Una parte importante de la gama se elabora con uvas cultivadas en Bakio, distinción que se constata con acierto en sus etiquetas. Cuando a mediados de los años setenta solo quedaban medio centenar de hectáreas de viña en Bizkaia, una decena de ellas estaban concentradas en este municipio que tenía fama de elaborar “txakolis más secos y de mayor graduación al gozar de un clima más cálido que el del interior”, según se constataba en la obra de 1975 El Viñedo Español. Hoy, los vinos de Doniene Gorrondona se distinguen por su amabilidad. La acidez no es necesariamente menor, pero se percibe más madura y bien integrada en el vino.
La compra de Irimingorrieta fue una apuesta arriesgada pero firme en plena crisis de finales de los 2000. El objetivo fundamental era evitar la dependencia de terceros. Aunque contaban con plantaciones propias realizadas en 1995, el grupo de socios no tardó en descubrir la escasa viabilidad de alquilar parras antiguas del pueblo, tanto por la pequeña extensión de los cultivos como por la dificultad de mantener la relación con los proveedores. Hoy trabajan con apenas cuatro viticultores, el más lejano en Artxanda, en uno de los montes que rodean la ciudad de Bilbao. Todas estas uvas van a Gorrondona, su txakoli básico envasado en botella rin.

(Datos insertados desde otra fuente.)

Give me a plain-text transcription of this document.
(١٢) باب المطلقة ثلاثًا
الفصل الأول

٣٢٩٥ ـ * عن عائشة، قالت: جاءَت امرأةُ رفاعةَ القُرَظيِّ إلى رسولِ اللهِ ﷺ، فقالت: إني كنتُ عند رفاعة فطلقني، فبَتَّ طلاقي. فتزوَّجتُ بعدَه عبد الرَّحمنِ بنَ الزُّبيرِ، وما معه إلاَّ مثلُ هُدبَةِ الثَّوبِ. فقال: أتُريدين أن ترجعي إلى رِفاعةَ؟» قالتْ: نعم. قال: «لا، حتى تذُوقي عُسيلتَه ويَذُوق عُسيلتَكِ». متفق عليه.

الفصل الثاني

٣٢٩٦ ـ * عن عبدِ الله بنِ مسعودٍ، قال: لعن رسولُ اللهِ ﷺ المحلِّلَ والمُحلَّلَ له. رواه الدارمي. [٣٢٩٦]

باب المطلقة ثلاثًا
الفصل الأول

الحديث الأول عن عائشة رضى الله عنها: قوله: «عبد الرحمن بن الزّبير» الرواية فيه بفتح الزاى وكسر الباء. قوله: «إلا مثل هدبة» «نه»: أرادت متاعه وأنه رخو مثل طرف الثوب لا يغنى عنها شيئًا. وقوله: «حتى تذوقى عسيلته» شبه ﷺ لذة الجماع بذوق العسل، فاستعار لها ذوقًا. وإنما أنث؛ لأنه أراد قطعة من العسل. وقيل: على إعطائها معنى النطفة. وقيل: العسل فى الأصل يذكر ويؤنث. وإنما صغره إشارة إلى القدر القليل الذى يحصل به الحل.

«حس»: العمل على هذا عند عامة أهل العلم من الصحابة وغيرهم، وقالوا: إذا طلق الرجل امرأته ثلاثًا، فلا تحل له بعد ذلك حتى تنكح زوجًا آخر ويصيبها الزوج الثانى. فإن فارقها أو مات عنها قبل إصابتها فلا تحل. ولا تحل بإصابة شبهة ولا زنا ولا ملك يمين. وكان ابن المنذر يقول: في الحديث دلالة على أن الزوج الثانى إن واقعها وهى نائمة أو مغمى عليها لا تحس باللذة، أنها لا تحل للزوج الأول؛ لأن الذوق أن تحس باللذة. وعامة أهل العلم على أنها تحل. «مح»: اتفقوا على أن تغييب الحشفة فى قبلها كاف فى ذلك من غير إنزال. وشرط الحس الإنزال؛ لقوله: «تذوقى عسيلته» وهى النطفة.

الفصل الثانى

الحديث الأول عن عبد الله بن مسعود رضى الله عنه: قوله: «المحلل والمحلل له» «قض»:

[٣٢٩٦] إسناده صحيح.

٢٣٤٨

Irimingorrieta es otra historia. Situada en una pendiente bastante pronunciada en zona de monte, ocupa ocho hectáreas y media con cinco plantadas de viña. A 250 metros de altitud, “no es un lugar en el que tradicionalmente haya habido viña”, señala Itziar. A diferencia de Getaria, en Bakio los viñedos se han plantado de espaldas al mar o buscando una cierta distancia. Itziar describe la localidad como una cubeta con bastante acumulación de sedimentos en su zona baja, y un horizonte limitante de arcilla que redunda en un mayor vigor. “Pero a medida que se asciende”, explica, “los suelos se hacen más complejos; aparecen esquistos y yesos, y las raíces pueden profundizar más”.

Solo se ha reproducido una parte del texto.